Topic: match in proof where all branches return same prop


view this post on Zulip cdepillabout (Nov 18 2021 at 05:48):

I have an inductive type that looks like this:

Inductive nat_one : Type :=
  | NO0
  | NO1
  | NOS (n : nat_one).

I'm working through a proof and I have a context like the following:

P : Prop
n : nat_one

I'm facing the following goal:

match n with
| NO0 | _ => P
end

Intuitively, it seems like Coq should be smart enough to see that regardless of what n is, it should be able to rewrite the goal to just P.

Is there some convenient tactic that can do this?

view this post on Zulip cdepillabout (Nov 18 2021 at 05:49):

I'm a beginner at Coq (currently just a couple chapters into Software Foundations). I apologize if this question doesn't make any sense, or I am asking something completely wrong.

view this post on Zulip Pierre-Marie Pédrot (Nov 18 2021 at 07:11):

Why don't you just destruct n?

view this post on Zulip cdepillabout (Nov 18 2021 at 09:26):

I did end up using destruct n in my proof. It worked.

But I was mostly just wondering if there was some tactic that was smart enough to rewrite match n with | NO0 | _ => P end to P. I would have guessed simpl would do this, but it doesn't appear to be able to.

view this post on Zulip Théo Winterhalter (Nov 18 2021 at 09:31):

simpl will just perform computation.
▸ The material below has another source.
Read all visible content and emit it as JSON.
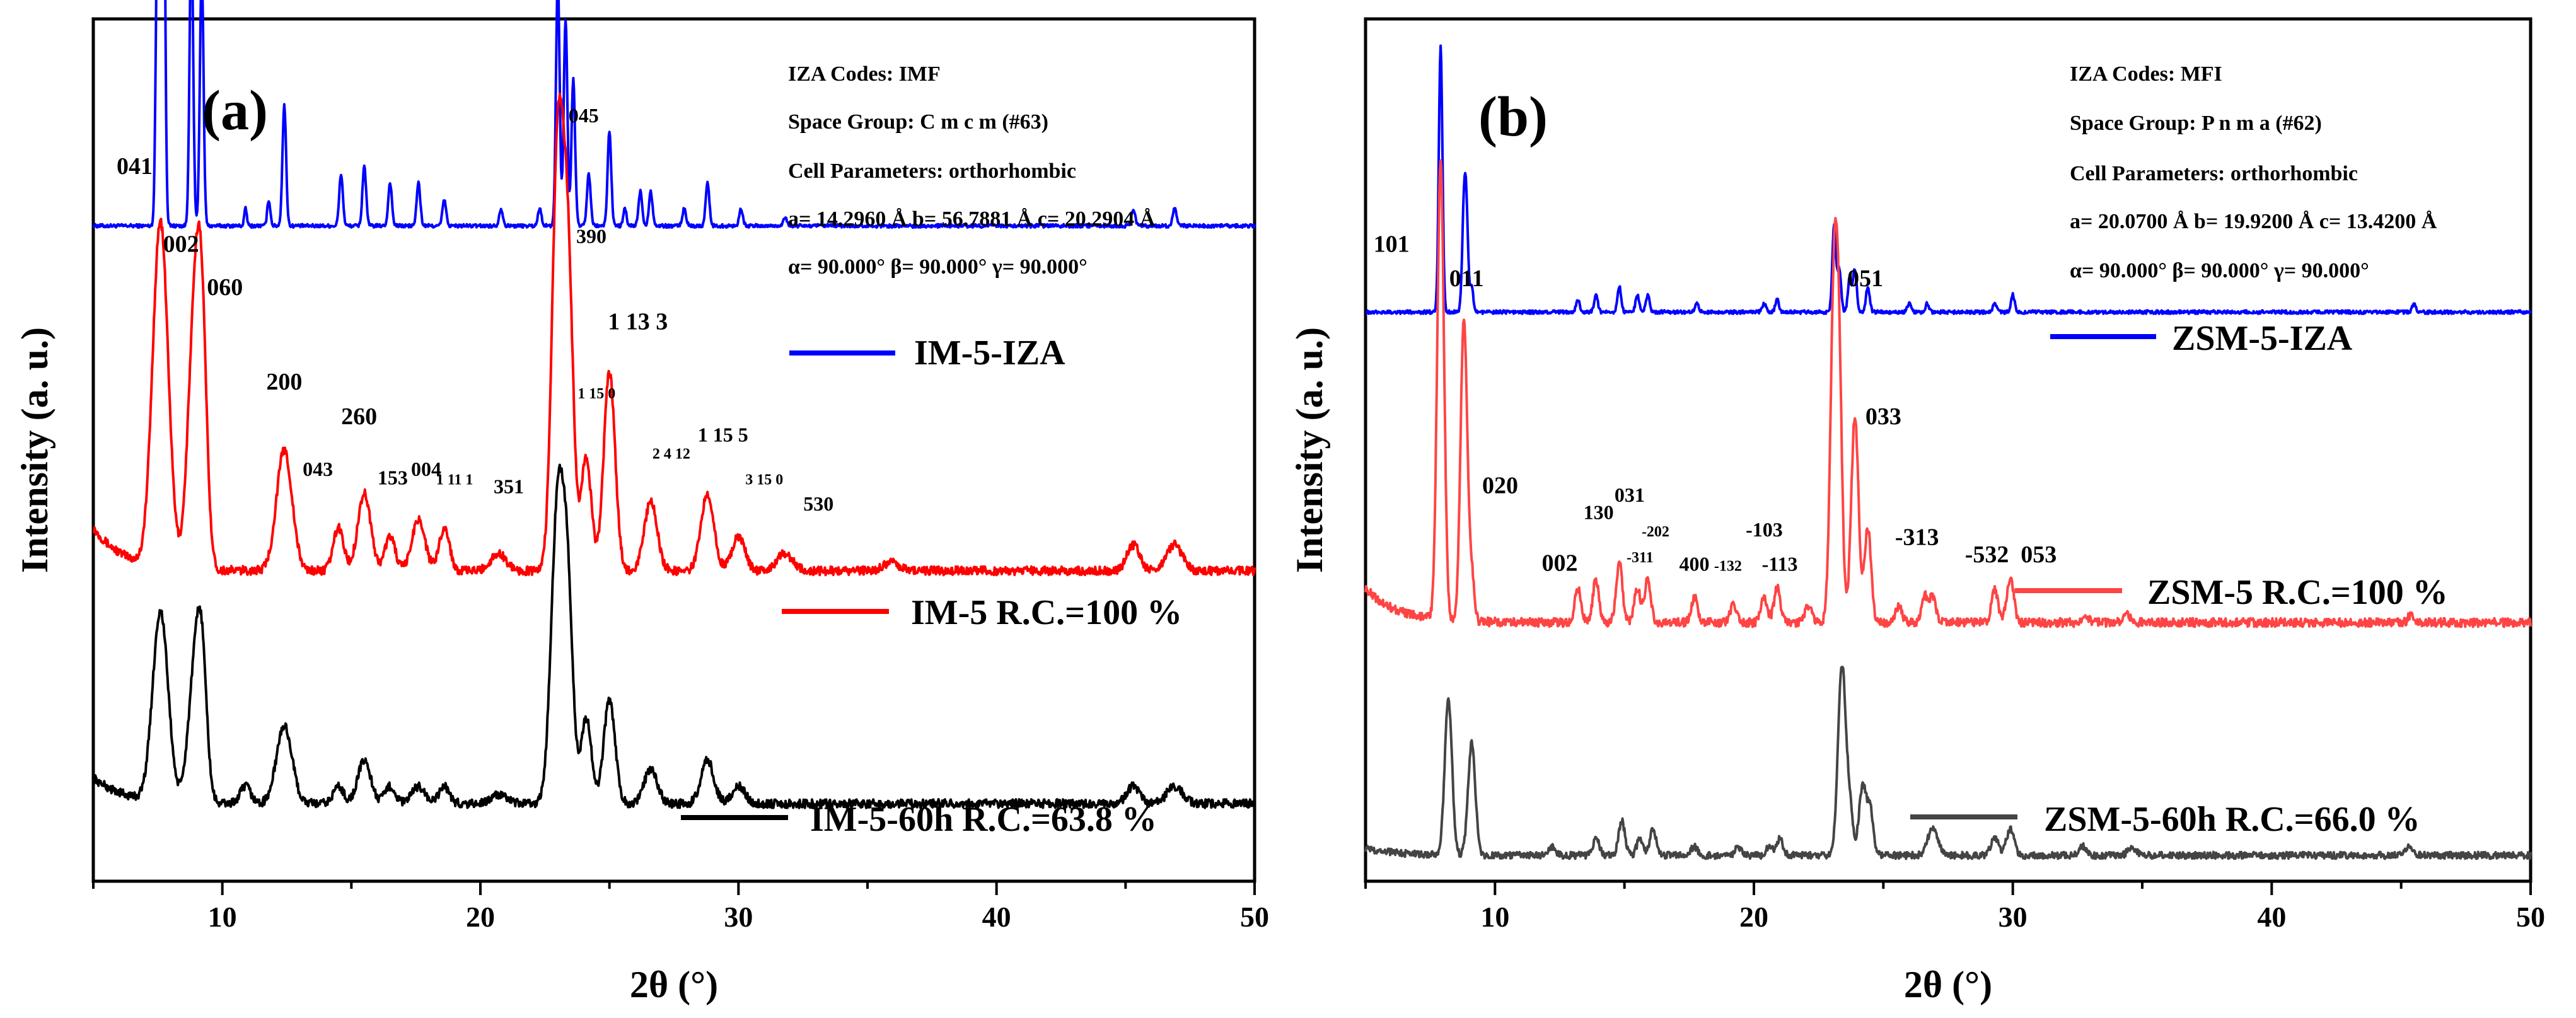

A match expression won't reduce away unless it's argument is a constructor. So that wouldn't be expected of simpl.

view this post on Zulip Théo Winterhalter (Nov 18 2021 at 09:32):

Reasoning about match in generality isn't easy to do, and it's probably easier to do it on a case by case basis.

view this post on Zulip cdepillabout (Nov 18 2021 at 09:33):

Thanks, that does makes sense.

It sounds like there is probably not a tactic like I'm hoping for, and destruct is my best bet!

view this post on Zulip Paolo Giarrusso (Nov 19 2021 at 19:34):

You can also use "assert P" or "enough P", which splits your proof: one branch must prove your goal from P (e.g. via "now destruct P"), the other actually proves P.

view this post on Zulip cdepillabout (Nov 20 2021 at 14:02):

Oh that's smart. That's a tad bit more manual than I was hoping for, but it does sound roughly like what I wanted!